High-temperature oxidation behaviors of an equiatomic CrMnFeCoNi high entropy alloy

Abstract

Due to the limited information in the literature on the oxidation mechanism of high-entropy alloys, we have investigated the high temperature oxidation behavior of an equiatomic Cr20Mn20Fe20Co20Ni20 high-entropy alloy (CrMnFeCoNi HEA) to demonstrate the oxidation mechanism. The evolution of the surface morphology and the specific oxide growth processes and elemental distributions were analyzed by scanning electron microscope (SEM), energy dispersive X-ray spectrometer (EDS), and X-ray diffractometer (XRD). The findings reveal that the alloy undergoes three oxidation stages, which are i) surface reaction between O2- ions and metal ions at low temperatures (750–850 °C), ii) thickening of the sample surface due to chemosorption of O2 atoms at moderate temperatures (950–1050 °C), and iii) thinning of the sample due to oxide spalling at high temperatures (1050–1150 °C).
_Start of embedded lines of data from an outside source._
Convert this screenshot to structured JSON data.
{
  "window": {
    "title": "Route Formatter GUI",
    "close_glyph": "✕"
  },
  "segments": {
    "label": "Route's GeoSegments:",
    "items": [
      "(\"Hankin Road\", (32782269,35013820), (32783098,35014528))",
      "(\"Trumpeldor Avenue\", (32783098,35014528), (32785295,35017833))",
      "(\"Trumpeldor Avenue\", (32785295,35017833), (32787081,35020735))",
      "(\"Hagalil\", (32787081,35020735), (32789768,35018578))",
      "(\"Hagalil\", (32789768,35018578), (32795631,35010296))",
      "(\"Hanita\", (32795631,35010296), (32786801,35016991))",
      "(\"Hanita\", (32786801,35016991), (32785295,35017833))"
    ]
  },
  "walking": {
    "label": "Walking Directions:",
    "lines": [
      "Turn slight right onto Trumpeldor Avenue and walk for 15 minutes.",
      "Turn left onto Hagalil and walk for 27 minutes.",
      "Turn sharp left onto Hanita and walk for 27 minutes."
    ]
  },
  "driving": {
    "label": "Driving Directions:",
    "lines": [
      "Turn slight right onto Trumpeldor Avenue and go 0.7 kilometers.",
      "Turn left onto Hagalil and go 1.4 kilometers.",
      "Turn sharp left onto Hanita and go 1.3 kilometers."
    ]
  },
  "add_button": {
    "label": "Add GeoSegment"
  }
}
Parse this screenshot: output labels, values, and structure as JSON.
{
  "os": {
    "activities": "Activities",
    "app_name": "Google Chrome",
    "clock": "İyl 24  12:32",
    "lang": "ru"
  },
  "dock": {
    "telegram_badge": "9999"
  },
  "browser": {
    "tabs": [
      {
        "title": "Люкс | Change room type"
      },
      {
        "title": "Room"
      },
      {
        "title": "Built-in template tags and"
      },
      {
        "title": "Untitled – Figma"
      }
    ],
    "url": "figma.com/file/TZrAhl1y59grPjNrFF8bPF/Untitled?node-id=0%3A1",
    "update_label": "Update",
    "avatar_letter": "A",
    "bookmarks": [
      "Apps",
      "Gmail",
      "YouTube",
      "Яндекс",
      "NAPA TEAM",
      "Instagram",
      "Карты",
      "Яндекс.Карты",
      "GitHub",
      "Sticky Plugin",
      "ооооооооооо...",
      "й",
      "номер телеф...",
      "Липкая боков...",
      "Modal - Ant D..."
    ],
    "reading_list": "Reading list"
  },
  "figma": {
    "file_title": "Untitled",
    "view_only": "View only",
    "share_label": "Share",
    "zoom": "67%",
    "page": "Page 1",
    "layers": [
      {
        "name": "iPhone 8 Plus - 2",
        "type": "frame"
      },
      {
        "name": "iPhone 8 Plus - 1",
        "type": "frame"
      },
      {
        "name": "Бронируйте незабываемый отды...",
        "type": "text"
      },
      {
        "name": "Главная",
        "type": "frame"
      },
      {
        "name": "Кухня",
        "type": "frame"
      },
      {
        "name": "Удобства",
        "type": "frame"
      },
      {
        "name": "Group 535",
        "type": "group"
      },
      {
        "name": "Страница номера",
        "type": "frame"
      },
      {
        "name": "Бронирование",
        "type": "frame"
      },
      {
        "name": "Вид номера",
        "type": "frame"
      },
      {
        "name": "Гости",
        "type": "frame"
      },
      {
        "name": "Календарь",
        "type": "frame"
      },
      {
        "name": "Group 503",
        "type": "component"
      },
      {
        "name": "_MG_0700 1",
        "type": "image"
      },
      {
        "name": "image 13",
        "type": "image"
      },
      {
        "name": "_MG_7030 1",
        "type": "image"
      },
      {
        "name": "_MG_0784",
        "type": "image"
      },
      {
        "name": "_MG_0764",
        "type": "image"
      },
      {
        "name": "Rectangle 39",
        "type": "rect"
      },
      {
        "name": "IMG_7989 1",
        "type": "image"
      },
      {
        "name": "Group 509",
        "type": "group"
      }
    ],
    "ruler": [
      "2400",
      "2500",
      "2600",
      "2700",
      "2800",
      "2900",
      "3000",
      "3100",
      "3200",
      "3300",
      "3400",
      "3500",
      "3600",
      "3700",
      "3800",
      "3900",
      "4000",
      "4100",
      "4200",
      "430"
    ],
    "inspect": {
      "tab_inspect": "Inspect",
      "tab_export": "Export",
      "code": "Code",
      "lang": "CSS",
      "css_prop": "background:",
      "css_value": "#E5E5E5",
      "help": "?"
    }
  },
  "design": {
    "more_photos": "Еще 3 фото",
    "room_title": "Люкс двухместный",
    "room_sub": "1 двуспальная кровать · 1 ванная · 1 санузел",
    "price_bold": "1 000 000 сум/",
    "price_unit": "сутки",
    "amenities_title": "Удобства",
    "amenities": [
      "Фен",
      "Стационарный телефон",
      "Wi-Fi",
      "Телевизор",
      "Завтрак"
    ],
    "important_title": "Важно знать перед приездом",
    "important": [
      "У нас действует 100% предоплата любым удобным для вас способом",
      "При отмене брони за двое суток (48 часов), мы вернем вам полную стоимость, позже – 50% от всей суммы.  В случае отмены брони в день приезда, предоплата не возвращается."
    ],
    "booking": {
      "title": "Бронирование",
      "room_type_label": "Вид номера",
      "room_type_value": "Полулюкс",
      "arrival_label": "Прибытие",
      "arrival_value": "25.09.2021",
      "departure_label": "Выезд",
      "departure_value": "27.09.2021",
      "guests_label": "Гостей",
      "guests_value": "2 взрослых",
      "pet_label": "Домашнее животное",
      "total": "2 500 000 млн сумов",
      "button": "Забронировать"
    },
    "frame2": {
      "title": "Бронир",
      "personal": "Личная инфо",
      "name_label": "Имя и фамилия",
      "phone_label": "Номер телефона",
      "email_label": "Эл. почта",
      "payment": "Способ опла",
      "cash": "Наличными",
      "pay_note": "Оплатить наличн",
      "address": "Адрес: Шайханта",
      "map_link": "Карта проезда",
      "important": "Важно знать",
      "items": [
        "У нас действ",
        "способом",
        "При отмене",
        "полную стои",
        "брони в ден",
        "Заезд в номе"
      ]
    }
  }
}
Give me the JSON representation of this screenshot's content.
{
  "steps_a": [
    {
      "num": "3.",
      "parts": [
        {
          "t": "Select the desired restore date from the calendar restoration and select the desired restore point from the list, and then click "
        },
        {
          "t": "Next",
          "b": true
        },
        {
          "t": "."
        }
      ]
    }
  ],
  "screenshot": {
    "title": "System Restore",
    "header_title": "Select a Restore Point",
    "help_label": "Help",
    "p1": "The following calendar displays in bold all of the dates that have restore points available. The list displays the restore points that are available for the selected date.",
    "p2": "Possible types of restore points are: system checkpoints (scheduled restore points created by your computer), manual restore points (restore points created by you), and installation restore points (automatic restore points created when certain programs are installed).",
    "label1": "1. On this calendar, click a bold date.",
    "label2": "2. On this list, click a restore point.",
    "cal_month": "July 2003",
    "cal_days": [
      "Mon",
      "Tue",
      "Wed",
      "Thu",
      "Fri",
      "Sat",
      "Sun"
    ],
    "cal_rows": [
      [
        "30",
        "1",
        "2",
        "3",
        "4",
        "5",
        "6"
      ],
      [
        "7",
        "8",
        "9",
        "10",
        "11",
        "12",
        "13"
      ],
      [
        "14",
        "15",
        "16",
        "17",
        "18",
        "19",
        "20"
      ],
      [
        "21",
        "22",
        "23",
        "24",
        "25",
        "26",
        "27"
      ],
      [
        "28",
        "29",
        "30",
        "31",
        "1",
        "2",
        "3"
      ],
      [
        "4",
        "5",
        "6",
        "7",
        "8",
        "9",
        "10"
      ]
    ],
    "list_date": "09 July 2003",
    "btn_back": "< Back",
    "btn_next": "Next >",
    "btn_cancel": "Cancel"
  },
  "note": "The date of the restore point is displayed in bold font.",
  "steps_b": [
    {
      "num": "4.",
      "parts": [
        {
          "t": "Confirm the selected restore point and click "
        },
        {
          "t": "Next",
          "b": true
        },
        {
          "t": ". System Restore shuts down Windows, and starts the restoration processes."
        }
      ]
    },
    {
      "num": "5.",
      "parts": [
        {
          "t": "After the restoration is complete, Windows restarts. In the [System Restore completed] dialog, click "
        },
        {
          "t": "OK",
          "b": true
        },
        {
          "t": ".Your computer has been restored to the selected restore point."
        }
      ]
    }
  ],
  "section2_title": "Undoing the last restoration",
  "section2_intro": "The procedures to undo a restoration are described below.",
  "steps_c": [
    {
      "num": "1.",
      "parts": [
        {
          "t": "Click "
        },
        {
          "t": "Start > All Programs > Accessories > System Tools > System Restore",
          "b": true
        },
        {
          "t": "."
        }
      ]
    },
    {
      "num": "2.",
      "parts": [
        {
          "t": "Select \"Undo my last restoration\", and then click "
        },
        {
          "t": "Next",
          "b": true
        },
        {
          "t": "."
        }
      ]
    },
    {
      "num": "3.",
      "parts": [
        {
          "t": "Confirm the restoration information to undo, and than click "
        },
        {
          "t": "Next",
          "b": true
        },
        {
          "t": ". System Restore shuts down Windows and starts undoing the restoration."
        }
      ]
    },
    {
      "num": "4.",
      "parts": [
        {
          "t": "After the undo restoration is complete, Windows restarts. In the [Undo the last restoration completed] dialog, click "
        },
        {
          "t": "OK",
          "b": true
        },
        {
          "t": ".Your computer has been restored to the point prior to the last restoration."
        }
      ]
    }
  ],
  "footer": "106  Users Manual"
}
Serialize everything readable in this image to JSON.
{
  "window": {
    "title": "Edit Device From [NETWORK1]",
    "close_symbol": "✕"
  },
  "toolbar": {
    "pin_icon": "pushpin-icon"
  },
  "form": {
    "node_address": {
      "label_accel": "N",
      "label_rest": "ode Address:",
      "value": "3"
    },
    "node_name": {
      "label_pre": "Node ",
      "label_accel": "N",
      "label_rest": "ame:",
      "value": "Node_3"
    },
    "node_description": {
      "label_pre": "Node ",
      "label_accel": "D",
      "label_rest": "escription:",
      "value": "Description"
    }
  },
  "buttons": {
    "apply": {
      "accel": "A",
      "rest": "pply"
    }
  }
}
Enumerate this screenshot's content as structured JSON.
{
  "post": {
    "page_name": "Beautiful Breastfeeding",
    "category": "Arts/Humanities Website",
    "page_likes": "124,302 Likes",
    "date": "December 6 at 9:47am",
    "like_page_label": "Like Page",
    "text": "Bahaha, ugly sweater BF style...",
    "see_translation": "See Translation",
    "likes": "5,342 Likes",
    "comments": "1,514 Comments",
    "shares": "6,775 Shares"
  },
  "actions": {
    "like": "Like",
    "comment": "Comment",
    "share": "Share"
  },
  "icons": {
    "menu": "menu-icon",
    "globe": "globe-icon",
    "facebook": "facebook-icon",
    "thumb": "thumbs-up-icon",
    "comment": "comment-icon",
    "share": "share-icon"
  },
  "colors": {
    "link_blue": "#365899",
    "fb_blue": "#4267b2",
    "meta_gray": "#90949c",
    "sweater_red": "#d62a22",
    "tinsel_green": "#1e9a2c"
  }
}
Three oxide layers were detected, extending from the outside to the inside of the cross sections of the sample and were composed of MnFe2O4 +Mn3O4, (Mn,Cr)xO4, and Cr2O3, respectively. Subsequently, the high-temperature oxidation behavior of the alloy was determined by thermodynamic and kinetic calculations. As a result, an oxidation mechanism model was established. The results of this study have paved the way for new applications of HEAs.